Hyderabad, July 12: Former External Affairs Minister Salman Khushid says Prime Minister Narendra Modi should not expect dramatic results from his proposed visit to Pakistan next year as New Delhi's past experiences on engagement with the neighbouring country have not been positive.
"We have always taken the view that there is no option but to talk in what manner and how one should talk...you have to be careful," the senior Congress leader said on India's engagement again with Pakistan.
"Our past experiences have not been positive...not very satisfactory...so we are not sure that this time it will be any better.
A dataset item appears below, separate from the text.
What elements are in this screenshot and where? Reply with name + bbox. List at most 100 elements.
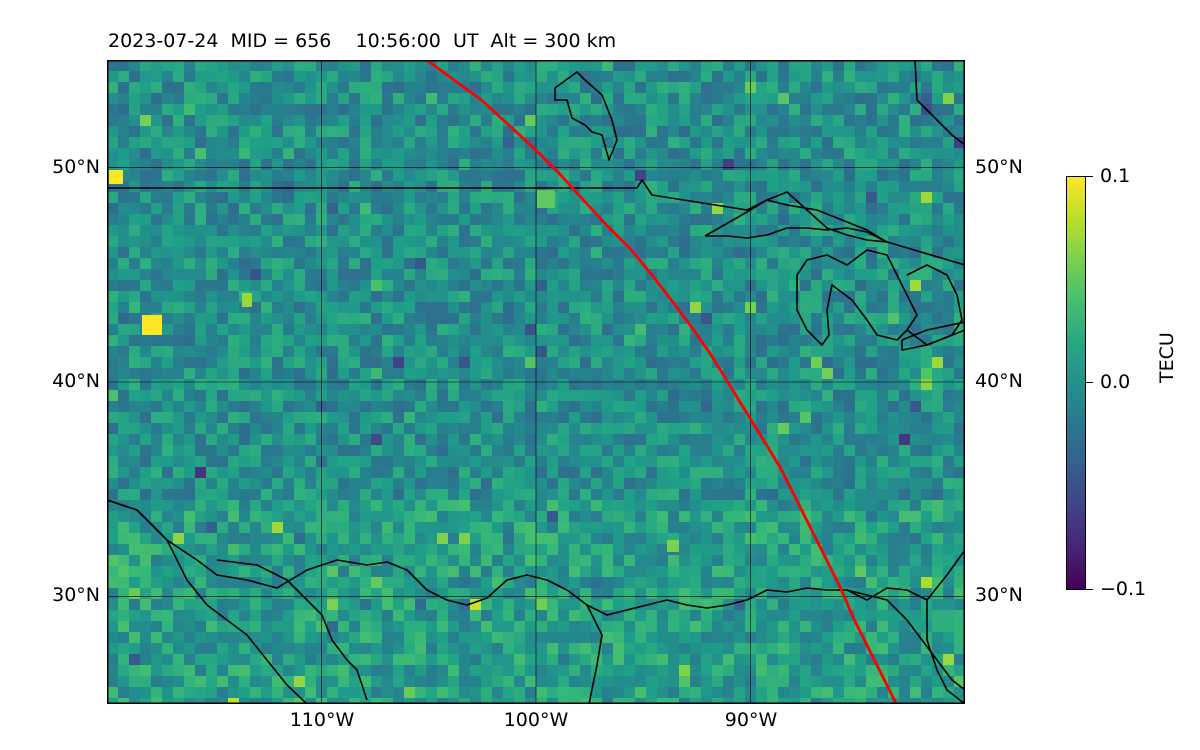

So, I think we have to be watchful; I don't think we need to celebrate."
"I don't think we should judge in a hurry but be watchful and then see how things pan out as we move forward," Khurshid told PTI here in an interview.
Asked if Modi's proposed visit to Pakistan next year would yield results, he said, "I don't know. It may get us some results if we know what we are going for; we have to understand what's happening in Pakistan; we have to understand the role of Army in Pakistan and (we have to) go with a practical view... not expecting something dramatic to happen."
"Mr. Modi has a tendency to look for drama. I don't think this can be resolved through drama. This has to be carefully, slowly and studiously built upon."
The Congress is in favour of resumption of dialogue with Modi, he sarcastically said when queried if his party in favour of resumption of dialogue with Islamabad.
"He (Modi) does not talk to us. We don't know what he is going to talk to Pakistan unless he talks to us," said Khurshid, adding, during his time as Prime Minister, Manmohan Singh used to call all leaders and explain to them what he had done and what he wanted to do (vis-a-vis relations with Pakistan)."Mr. Modi does not do that. So, we can't judge Mr. Modi's efforts unless Mr. Modi shares either with the people of the country or with leaders of Opposition in some manner as to what his intentions are and what he wants to do."
On joint statement after Modi's meeting with his Pakistani counterpart Nawaz Sharif in Ufa in Russia, containing no reference to Jammu and Kashmir, he said, "It's neither here, nor there. On one way, you can say that it might be advantageous (to India) that they (Pakistan) have stopped talking about Jammu and Kashmir."
"On the other way, it may be disadvantageous that they may say we are ready to talk about everything; so, we will talk about Jammu and Kashmir also."